Danish-born Norwegian journalist, and proponent for women's rights

Margrethe Vullum (born Lehmann; first married name Rode; 14 February 1846 – 14 August 1918) was a Danish-born Norwegian journalist, literary critic and proponent for women's rights.

==Personal life==
She was born in Copenhagen, a daughter of statesman Orla Lehmann and his artist wife Maria Puggaard, who had died young. She was thus a grand-daughter of the wealthy merchant and shipowner Hans Puggaard and his painter wife Bolette Puggaard. Her first marriage was with teacher and writer Gotfred Rode, with whom she had two sons, the politician Ove Rode and the writer Helge Rode. In 1879 she married journalist Erik Vullum.

==Career==
Vullum settled in Norway in 1879, became a journalist for the newspaper Dagbladet, and later for Verdens Gang.

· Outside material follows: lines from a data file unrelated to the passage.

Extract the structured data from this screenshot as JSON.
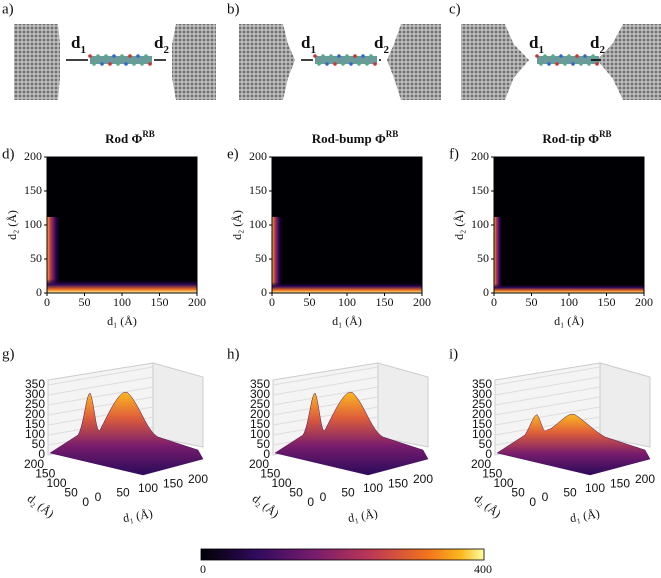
{
  "schematics": [
    {
      "label": "a)",
      "left": "d",
      "left_sub": "1",
      "right": "d",
      "right_sub": "2"
    },
    {
      "label": "b)",
      "left": "d",
      "left_sub": "1",
      "right": "d",
      "right_sub": "2"
    },
    {
      "label": "c)",
      "left": "d",
      "left_sub": "1",
      "right": "d",
      "right_sub": "2"
    }
  ],
  "maps": [
    {
      "label": "d)",
      "title": "Rod Φ",
      "title_sup": "RB"
    },
    {
      "label": "e)",
      "title": "Rod-bump Φ",
      "title_sup": "RB"
    },
    {
      "label": "f)",
      "title": "Rod-tip Φ",
      "title_sup": "RB"
    }
  ],
  "map_axes": {
    "xlim": [
      0,
      200
    ],
    "ylim": [
      0,
      200
    ],
    "xticks": [
      0,
      50,
      100,
      150,
      200
    ],
    "yticks": [
      0,
      50,
      100,
      150,
      200
    ],
    "xlabel": "d₁ (Å)",
    "ylabel": "d₂ (Å)"
  },
  "surfaces": [
    {
      "label": "g)"
    },
    {
      "label": "h)"
    },
    {
      "label": "i)"
    }
  ],
  "surface_axes": {
    "zlim": [
      0,
      350
    ],
    "zticks": [
      0,
      50,
      100,
      150,
      200,
      250,
      300,
      350
    ],
    "d2lim": [
      0,
      200
    ],
    "d2ticks": [
      200,
      150,
      100,
      50,
      0
    ],
    "d1lim": [
      0,
      200
    ],
    "d1ticks": [
      0,
      50,
      100,
      150,
      200
    ],
    "xlabel": "d₁ (Å)",
    "ylabel": "d₂ (Å)"
  },
  "colorbar": {
    "min": 0,
    "max": 400
  }
}
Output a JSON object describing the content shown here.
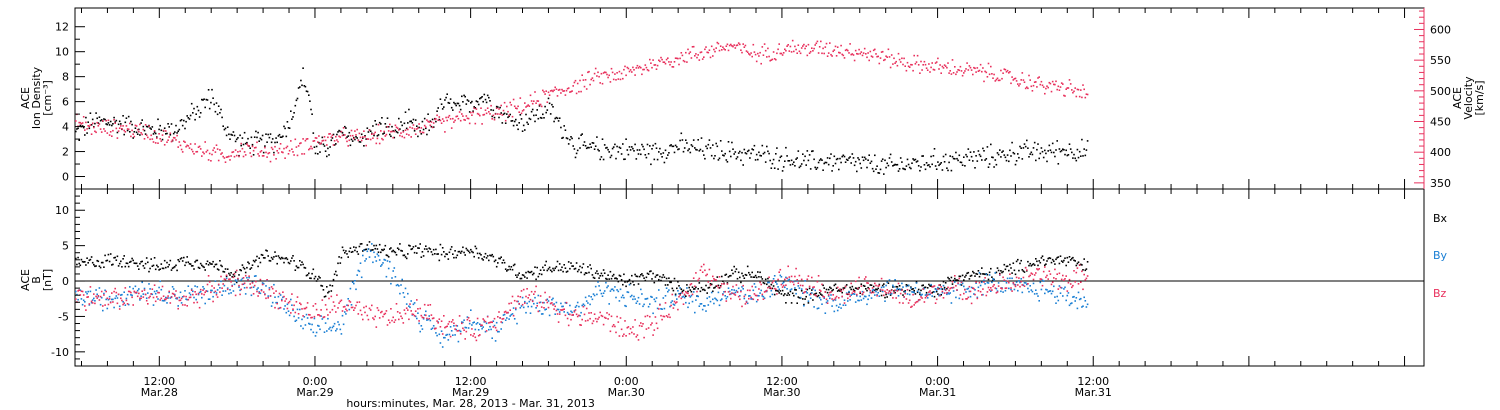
{
  "colors": {
    "black": "#000000",
    "pink": "#e8305c",
    "blue": "#1a7fd4",
    "axis": "#000000"
  },
  "xaxis": {
    "title": "hours:minutes, Mar. 28, 2013 - Mar. 31, 2013",
    "range_hours": [
      5.5,
      109.5
    ],
    "ticks": [
      {
        "hour": 12,
        "time": "12:00",
        "date": "Mar.28"
      },
      {
        "hour": 24,
        "time": "0:00",
        "date": "Mar.29"
      },
      {
        "hour": 36,
        "time": "12:00",
        "date": "Mar.29"
      },
      {
        "hour": 48,
        "time": "0:00",
        "date": "Mar.30"
      },
      {
        "hour": 60,
        "time": "12:00",
        "date": "Mar.30"
      },
      {
        "hour": 72,
        "time": "0:00",
        "date": "Mar.31"
      },
      {
        "hour": 84,
        "time": "12:00",
        "date": "Mar.31"
      }
    ]
  },
  "top_panel": {
    "left_label": [
      "ACE",
      "Ion Density",
      "[cm⁻³]"
    ],
    "right_label": [
      "ACE",
      "Velocity",
      "[km/s]"
    ],
    "left_ticks": [
      "0",
      "2",
      "4",
      "6",
      "8",
      "10",
      "12"
    ],
    "right_ticks": [
      "350",
      "400",
      "450",
      "500",
      "550",
      "600"
    ]
  },
  "bottom_panel": {
    "left_label": [
      "ACE",
      "B",
      "[nT]"
    ],
    "left_ticks": [
      "-10",
      "-5",
      "0",
      "5",
      "10"
    ],
    "legend": [
      {
        "text": "Bx",
        "color": "#000000"
      },
      {
        "text": "By",
        "color": "#1a7fd4"
      },
      {
        "text": "Bz",
        "color": "#e8305c"
      }
    ]
  },
  "chart_data": [
    {
      "type": "scatter",
      "title": "",
      "xlabel": "hours:minutes, Mar. 28, 2013 - Mar. 31, 2013",
      "ylabel": "ACE Ion Density [cm⁻³]",
      "ylabel_right": "ACE Velocity [km/s]",
      "x_units": "hours since Mar.28 0:00",
      "ylim": [
        -1,
        13.5
      ],
      "ylim_right": [
        340,
        635
      ],
      "series": [
        {
          "name": "Ion Density",
          "color": "#000000",
          "axis": "left",
          "x": [
            5.5,
            7,
            9,
            11,
            13,
            14,
            15,
            16,
            17,
            18,
            19,
            20,
            21,
            22,
            23,
            23.5,
            24,
            25,
            26,
            27,
            28,
            29,
            30,
            31,
            32,
            33,
            34,
            35,
            36,
            37,
            38,
            39,
            40,
            41,
            42,
            43,
            44,
            45,
            46,
            48,
            50,
            52,
            54,
            56,
            58,
            60,
            62,
            64,
            66,
            68,
            70,
            72,
            74,
            76,
            78,
            80,
            82,
            83.5
          ],
          "y": [
            3.5,
            4.5,
            4.3,
            3.8,
            3.8,
            4.5,
            5.5,
            6.5,
            4,
            2.8,
            2.7,
            2.8,
            3,
            4.5,
            8,
            6.5,
            2,
            2.5,
            3.5,
            3,
            3.5,
            4.2,
            3.5,
            4.5,
            3.5,
            4.5,
            6,
            5.5,
            6,
            6.5,
            5.5,
            4.5,
            4.5,
            5,
            5.5,
            4,
            2.5,
            2.3,
            2.3,
            2.2,
            2,
            2.5,
            2.2,
            2,
            1.8,
            1.5,
            1.2,
            1.3,
            1.1,
            0.8,
            1.1,
            1.3,
            1.5,
            1.6,
            2,
            2,
            2.2,
            2
          ]
        },
        {
          "name": "Velocity",
          "color": "#e8305c",
          "axis": "right",
          "x": [
            5.5,
            7,
            9,
            11,
            13,
            15,
            16,
            17,
            18,
            19,
            20,
            22,
            24,
            26,
            28,
            30,
            32,
            34,
            36,
            38,
            40,
            42,
            44,
            46,
            48,
            50,
            52,
            54,
            56,
            58,
            60,
            62,
            64,
            66,
            68,
            70,
            72,
            74,
            76,
            78,
            80,
            82,
            83.5
          ],
          "y": [
            450,
            440,
            440,
            435,
            420,
            405,
            400,
            395,
            405,
            405,
            400,
            405,
            420,
            425,
            425,
            435,
            440,
            450,
            460,
            465,
            475,
            495,
            510,
            525,
            530,
            545,
            555,
            565,
            575,
            560,
            570,
            570,
            570,
            565,
            555,
            545,
            540,
            535,
            530,
            520,
            510,
            505,
            495
          ]
        }
      ]
    },
    {
      "type": "scatter",
      "title": "",
      "xlabel": "hours:minutes, Mar. 28, 2013 - Mar. 31, 2013",
      "ylabel": "ACE B [nT]",
      "x_units": "hours since Mar.28 0:00",
      "ylim": [
        -12,
        13
      ],
      "series": [
        {
          "name": "Bx",
          "color": "#000000",
          "x": [
            5.5,
            8,
            10,
            12,
            14,
            16,
            18,
            20,
            22,
            24,
            25,
            26,
            28,
            30,
            32,
            34,
            36,
            38,
            40,
            42,
            44,
            46,
            48,
            50,
            52,
            54,
            56,
            58,
            60,
            62,
            64,
            66,
            68,
            70,
            72,
            74,
            76,
            78,
            80,
            82,
            83.5
          ],
          "y": [
            2.5,
            3,
            3,
            2,
            3,
            2.5,
            1,
            3.5,
            3,
            1,
            -2,
            4,
            5,
            4,
            4.5,
            4,
            4.5,
            3,
            1,
            2,
            2,
            1,
            0,
            1,
            -1,
            -1,
            1,
            1,
            -2,
            -2,
            -1,
            -1,
            -1,
            -1,
            -1,
            1,
            1,
            2,
            3,
            3,
            2
          ]
        },
        {
          "name": "By",
          "color": "#1a7fd4",
          "x": [
            5.5,
            8,
            10,
            12,
            14,
            16,
            18,
            20,
            22,
            24,
            26,
            28,
            30,
            32,
            34,
            36,
            38,
            40,
            42,
            44,
            46,
            48,
            50,
            52,
            54,
            56,
            58,
            60,
            62,
            64,
            66,
            68,
            70,
            72,
            74,
            76,
            78,
            80,
            82,
            83.5
          ],
          "y": [
            -2,
            -2.5,
            -1,
            -1.5,
            -2,
            -1.5,
            0,
            -1,
            -4,
            -7,
            -6,
            5,
            1,
            -5,
            -8,
            -5,
            -7,
            -3,
            -3,
            -4,
            -1,
            -2,
            -3,
            -2,
            -3,
            -1,
            -2,
            0,
            -2,
            -3,
            -2,
            -1,
            -1,
            -2,
            -1,
            0,
            -1,
            -1,
            -2,
            -3
          ]
        },
        {
          "name": "Bz",
          "color": "#e8305c",
          "x": [
            5.5,
            8,
            10,
            12,
            14,
            16,
            18,
            20,
            22,
            24,
            26,
            28,
            30,
            32,
            34,
            36,
            38,
            40,
            42,
            44,
            46,
            48,
            50,
            52,
            54,
            56,
            58,
            60,
            62,
            64,
            66,
            68,
            70,
            72,
            74,
            76,
            78,
            80,
            82,
            83.5
          ],
          "y": [
            -2,
            -2.5,
            -2,
            -2,
            -2.5,
            -1,
            0,
            -1,
            -3,
            -4.5,
            -3,
            -5,
            -5,
            -4,
            -6,
            -7,
            -5,
            -2,
            -3,
            -5,
            -5,
            -7,
            -6,
            -3,
            2,
            -2,
            -2,
            1,
            0,
            -2,
            -1,
            -1,
            -3,
            -1,
            -1,
            -1,
            0,
            1,
            0,
            1
          ]
        }
      ]
    }
  ]
}
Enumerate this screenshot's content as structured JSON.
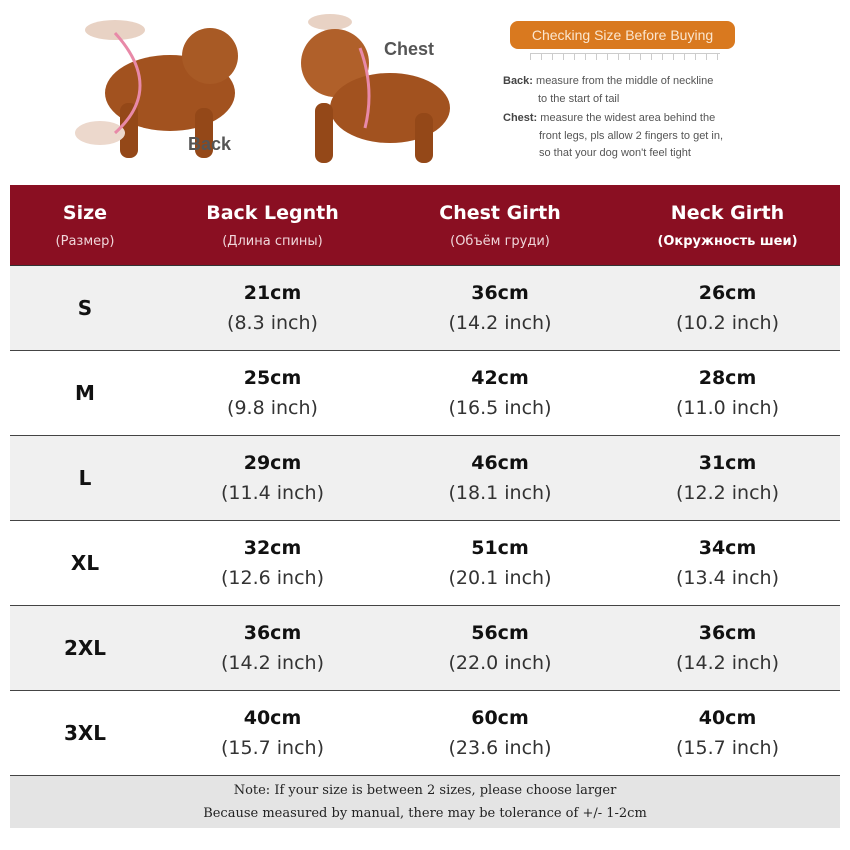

She was a pioneering female voice in the public debates of the time. Among her contributions was a favorable review of the confiscated novel Albertine. Her interests gradually turned more into politics. She was among the principal speakers at the demonstrations in support of the Kristiania match workers' strike of 1889. She was among the founders of the Liberal Left Party in 1909.

A portrait of Vullum, painted by Oda Krohg, is located at the National Gallery of Norway.